3 – Sur les demandes accessoires
Les consorts [N], qui succombent, seront condamnés in solidum aux entiers dépens de l’instance, dont distraction au profit de Maître Jérôme CHAMARD conformément aux dispositions de l’article 699 du code de procédure civile
Tenus aux dépens, ils seront condamnés in solidum, en application des dispositions de l’article 700 du code de procédure civile, à payer les sommes de :
— 1.500 € au syndicat des copropriétaires,
— 1.500 € aux époux [X].
Par voie de conséquence, ils seront déboutés de leurs demandes formées au titre des dépens, dont distraction, et des frais irrépétibles.
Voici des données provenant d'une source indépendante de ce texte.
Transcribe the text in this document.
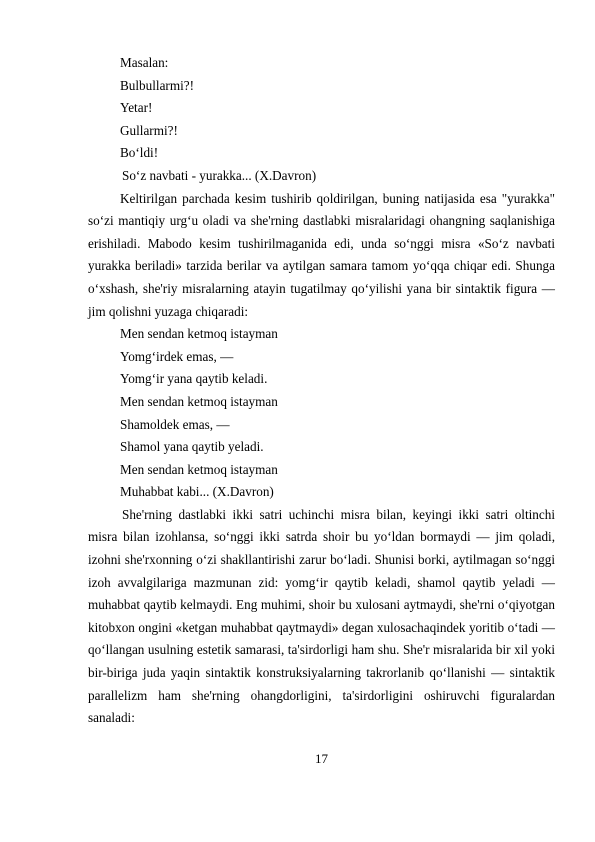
Masalan:
Bulbullarmi?!
Yetar!
Gullarmi?!
Bo‘ldi!
So‘z navbati - yurakka... (X.Davron)

Keltirilgan parchada kesim tushirib qoldirilgan, buning natijasida esa "yurakka" so‘zi mantiqiy urg‘u oladi va she'rning dastlabki misralaridagi ohangning saqlanishiga erishiladi. Mabodo kesim tushirilmaganida edi, unda so‘nggi misra «So‘z navbati yurakka beriladi» tarzida berilar va aytilgan samara tamom yo‘qqa chiqar edi. Shunga o‘xshash, she'riy misralarning atayin tugatilmay qo‘yilishi yana bir sintaktik figura — jim qolishni yuzaga chiqaradi:

Men sendan ketmoq istayman
Yomg‘irdek emas, —
Yomg‘ir yana qaytib keladi.
Men sendan ketmoq istayman
Shamoldek emas, —
Shamol yana qaytib yeladi.
Men sendan ketmoq istayman
Muhabbat kabi... (X.Davron)

She'rning dastlabki ikki satri uchinchi misra bilan, keyingi ikki satri oltinchi misra bilan izohlansa, so‘nggi ikki satrda shoir bu yo‘ldan bormaydi — jim qoladi, izohni she'rxonning o‘zi shakllantirishi zarur bo‘ladi. Shunisi borki, aytilmagan so‘nggi izoh avvalgilariga mazmunan zid: yomg‘ir qaytib keladi, shamol qaytib yeladi — muhabbat qaytib kelmaydi. Eng muhimi, shoir bu xulosani aytmaydi, she'rni o‘qiyotgan kitobxon ongini «ketgan muhabbat qaytmaydi» degan xulosachaqindek yoritib o‘tadi — qo‘llangan usulning estetik samarasi, ta'sirdorligi ham shu. She'r misralarida bir xil yoki bir-biriga juda yaqin sintaktik konstruksiyalarning takrorlanib qo‘llanishi — sintaktik parallelizm ham she'rning ohangdorligini, ta'sirdorligini oshiruvchi figuralardan sanaladi:

17
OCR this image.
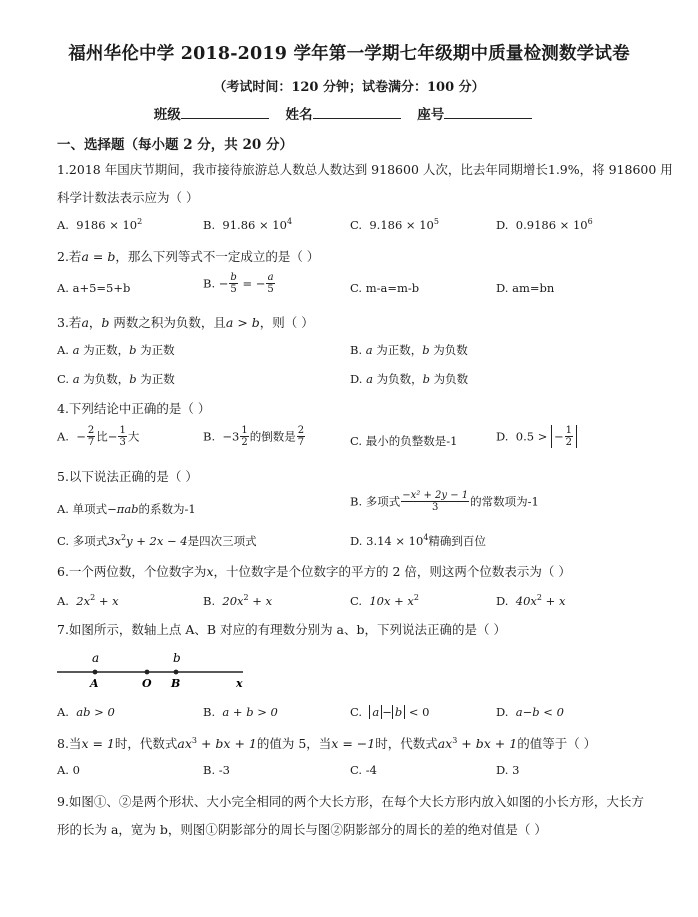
福州华伦中学 2018-2019 学年第一学期七年级期中质量检测数学试卷
（考试时间：120 分钟；试卷满分：100 分）
班级	姓名	座号
一、选择题（每小题 2 分，共 20 分）
1.2018 年国庆节期间，我市接待旅游总人数总人数达到 918600 人次，比去年同期增长1.9%，将 918600 用
科学计数法表示应为（ ）
A. $9186 \times 10^2$	B. $91.86 \times 10^4$	C. $9.186 \times 10^5$	D. $0.9186 \times 10^6$
2.若a = b，那么下列等式不一定成立的是（ ）
A. a+5=5+b	B. − $\frac{b}{5}$ = − $\frac{a}{5}$	C. m-a=m-b	D. am=bn
3.若a，b 两数之积为负数，且a > b，则（ ）
A. a 为正数，b 为正数	B. a 为正数，b 为负数
C. a 为负数，b 为正数	D. a 为负数，b 为负数
4.下列结论中正确的是（ ）
A. − $\frac{2}{7}$ 比− $\frac{1}{3}$ 大	B. $-3 \frac{1}{2}$ 的倒数是 $\frac{2}{7}$	C. 最小的负整数是-1	D. 0.5 > − $\frac{1}{2}$
5.以下说法正确的是（ ）
A. 单项式−πab的系数为-1
B. 多项式 $\frac{\text{−x² + 2y − 1}}{3}$ 的常数项为-1
C. 多项式$3x^2y + 2x - 4$是四次三项式	D. $3.14 \times 10^4$精确到百位
6.一个两位数，个位数字为x，十位数字是个位数字的平方的 2 倍，则这两个位数表示为（ ）
A. $2x^2 + x$	B. $20x^2 + x$	C. $10x + x^2$	D. $40x^2 + x$
7.如图所示，数轴上点 A、B 对应的有理数分别为 a、b，下列说法正确的是（ ）
a	b
A	O B	x
A. ab > 0	B. a + b > 0	C. a − b < 0	D. a−b < 0
8.当x = 1时，代数式$ax^3$ + bx + 1的值为 5，当x = −1时，代数式$ax^3$ + bx + 1的值等于（ ）
A. 0	B. -3	C. -4	D. 3
9.如图①、②是两个形状、大小完全相同的两个大长方形，在每个大长方形内放入如图的小长方形，大长方
形的长为 a，宽为 b，则图①阴影部分的周长与图②阴影部分的周长的差的绝对值是（ ）
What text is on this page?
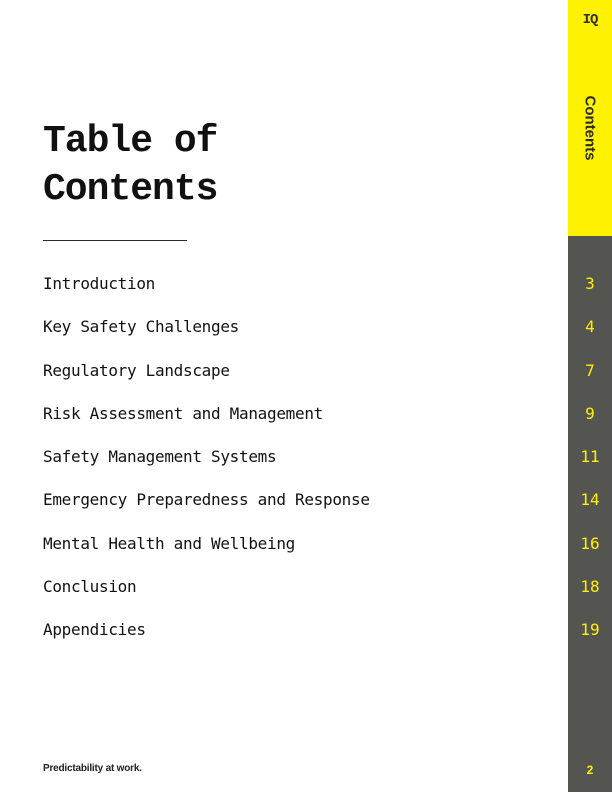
Table of
Contents
Introduction
Key Safety Challenges
Regulatory Landscape
Risk Assessment and Management
Safety Management Systems
Emergency Preparedness and Response
Mental Health and Wellbeing
Conclusion
Appendicies
IQ
Contents
3
4
7
9
11
14
16
18
19
2
Predictability at work.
Il convient de rappeler que l’exécution provisoire du présent jugement est de droit en application de l’article 514 du code de procédure civile.
PAR CES MOTIFS,
Le tribunal, statuant par un jugement réputé contradictoire, en premier ressort, après débats en audience publique et par mise à disposition au greffe,
Déboute M. [R] [N], Mme [O] [U] épouse [N] et M. [W] [N] de leur demande d’annulation dans son entier de l’assemblée générale du syndicat des copropriétaires l’immeuble sis [Adresse 11] à [Localité 19] en date du 5 juillet 2022,
Déboute M. [R] [N], Mme [O] [U] épouse [N] et M. [W] [N] de leurs demandes d’annulation des résolutions n° 10-1 à 10-4 de l’assemblée générale du syndicat des copropriétaires l’immeuble sis [Adresse 11] à [Localité 19] en date du 5 juillet 2022,
Déboute M. [R] [N], Mme [O] [U] épouse [N] et M. [W] [N] de leur demande d’annulation de la résolution n° 11 de l’assemblée générale du syndicat des copropriétaires l’immeuble sis [Adresse 11] à [Localité 19] en date du 5 juillet 2022,
Déboute M. [R] [N], Mme [O] [U] épouse [N] et M. [W] [N] de leur demande visant à voir ordonner, sous astreinte, à M. [P] [F] et Mme [V] [T] de libérer immédiatement le porche qui constitue une partie commune de la copropriété,
Déboute M. [R] [N], Mme [O] [U] épouse [N] et M. [W] [N] de leur demande visant à voir condamner in solidum M. [J] [X], Mme [S] [E], M. [P] [F] et Mme [V] [T] à leur payer la somme de 2.304 € au titre du préjudice économique subi par suite de l’occupation sauvage des parties communes et du refus d’exécuter leur engagement de créer le local vélo prévu par le règlement de copropriété,
Déboute M. [R] [N], Mme [O] [U] épouse [N] et M. [W] [N] de leur demande visant à voir condamner in solidum M. [J] [X], Mme [S] [E], à payer aux consorts [N] la somme de 7.000 € au titre du préjudice moral subi par suite de l’occupation sauvage des parties communes et du refus d’exécuter leur engagement de créer le local vélo prévu par le règlement de copropriété,
Déboute M. [R] [N], Mme [O] [U] épouse [N] et M. [W] [N] de leur demande visant à voir condamner in solidum M. [P] [F] et Mme [V] [T] à payer aux consorts [N] la somme de 2.000 € au titre du préjudice moral subi par suite de l’occupation sauvage des parties communes et du refus d’exécuter leur engagement de créer le local vélo prévu par le règlement de copropriété,
Condamne in solidum M. [R] [N], Mme [O] [U] épouse [N] et M. [W] [N] aux entiers dépens de l’instance, dont distraction au profit de Maître Jérôme CHAMARD conformément aux dispositions de l’article 699 du code de procédure civile,
Condamne in solidum M. [R] [N], Mme [O] [U] épouse [N] et M. [W] [N] à payer au syndicat des copropriétaires de l’immeuble situé [Adresse 11] à [Localité 19] la somme de 1.500 € en application des dispositions de l’article 700 du code de procédure civile,
Condamne in solidum M. [R] [N], Mme [O] [U] épouse [N] et M. [W] [N] à payer à M. [I] [J] [X], Mme [S] [E] épouse [X] la somme globale de 1.500 € en application des dispositions de l’article 700 du code de procédure civile,
Déboute M. [R] [N], Mme [O] [U] épouse [N] et M. [W] [N] de de leurs demandes formées au titre des dépens, dont distraction, et des dispositions de l’article 700 du code de procédure civile,
Rappelle que l’exécution provisoire du présent jugement est de droit.